Onun açısından ruhsal esaretin yanında fiziksel esaretin hiçbir değeri yoktur. Dimdik duran, izzet ve şanlarını mertlikle koruyanlar, gerçek esirlerin kendi ruhlarını çok ucuza satarak bedenlerini korumaya çalışanlar olduğunun çok iyi farkındalar zira insan canını taşımayan beden, çok hakir ve değersizdir.
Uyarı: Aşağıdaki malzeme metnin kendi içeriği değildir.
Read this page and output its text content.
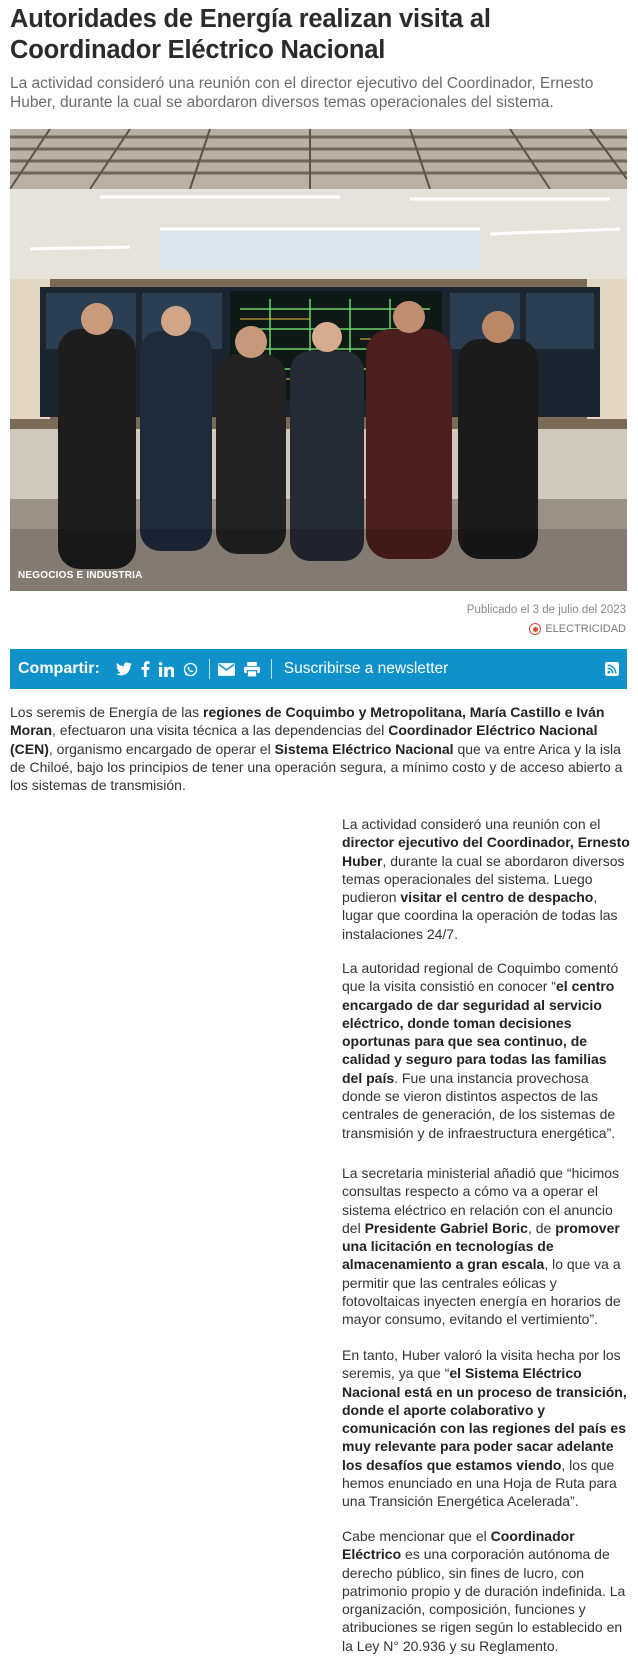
Autoridades de Energía realizan visita al Coordinador Eléctrico Nacional

La actividad consideró una reunión con el director ejecutivo del Coordinador, Ernesto Huber, durante la cual se abordaron diversos temas operacionales del sistema.

NEGOCIOS E INDUSTRIA
Publicado el 3 de julio del 2023
ELECTRICIDAD
Compartir:	Suscribirse a newsletter

Los seremis de Energía de las regiones de Coquimbo y Metropolitana, María Castillo e Iván Moran, efectuaron una visita técnica a las dependencias del Coordinador Eléctrico Nacional (CEN), organismo encargado de operar el Sistema Eléctrico Nacional que va entre Arica y la isla de Chiloé, bajo los principios de tener una operación segura, a mínimo costo y de acceso abierto a los sistemas de transmisión.

La actividad consideró una reunión con el director ejecutivo del Coordinador, Ernesto Huber, durante la cual se abordaron diversos temas operacionales del sistema. Luego pudieron visitar el centro de despacho, lugar que coordina la operación de todas las instalaciones 24/7.

La autoridad regional de Coquimbo comentó que la visita consistió en conocer “el centro encargado de dar seguridad al servicio eléctrico, donde toman decisiones oportunas para que sea continuo, de calidad y seguro para todas las familias del país. Fue una instancia provechosa donde se vieron distintos aspectos de las centrales de generación, de los sistemas de transmisión y de infraestructura energética”.

La secretaria ministerial añadió que “hicimos consultas respecto a cómo va a operar el sistema eléctrico en relación con el anuncio del Presidente Gabriel Boric, de promover una licitación en tecnologías de almacenamiento a gran escala, lo que va a permitir que las centrales eólicas y fotovoltaicas inyecten energía en horarios de mayor consumo, evitando el vertimiento”.

En tanto, Huber valoró la visita hecha por los seremis, ya que “el Sistema Eléctrico Nacional está en un proceso de transición, donde el aporte colaborativo y comunicación con las regiones del país es muy relevante para poder sacar adelante los desafíos que estamos viendo, los que hemos enunciado en una Hoja de Ruta para una Transición Energética Acelerada”.

Cabe mencionar que el Coordinador Eléctrico es una corporación autónoma de derecho público, sin fines de lucro, con patrimonio propio y de duración indefinida. La organización, composición, funciones y atribuciones se rigen según lo establecido en la Ley N° 20.936 y su Reglamento.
Dr. Masume Âzâd'ın esaret döneminden bir çok acı ve tatlı anıları vardır. Kendisi şöyle anlatıyor:

Iraklı güçler bizleri esir aldıklarında telsizden komutanlarına “İranlı kadınların generallerini esir aldık” dediler. Biz 1982’de hala dar ve karanlık hücrelerde ve en zaruri sağlık ve hijyen malzemelerinden yoksun gündüz geceyi geçiriyor, namaz kılıyor, dua ediyor ve anılarımızı birbirimize anlatıyorduk… her altı aydan bir, kendi tabirleri ile bizi güneşe çıkarıyor, 15-20 dakika kalıyorduk, bunlar bizim esaret dönemimizin en güzel anları ve hatıralarıdır zira yol boyunca yüksek sesle konuşur  gürültü çıkararak diğer İranlı esirlere, İranlı kadınların temsilcileri olarak onların yanında olduğumuzu, onlarla birlikte esareti tattığımızı ve savaşın tüm cephelerinde onları yalnız bırakmadıklarımızı anlatıyorduk.

Masume Âbâd 1984 yılında erkek kardeşinin şehadeti ardından serbest bırakıldı ve Tahran’a gelerek Kerbela 5 operasyonunda savaş yaralılarının sınırdışı kliniğinde ve aynı zamanda hastanede yaralıların tedavisine devam etti.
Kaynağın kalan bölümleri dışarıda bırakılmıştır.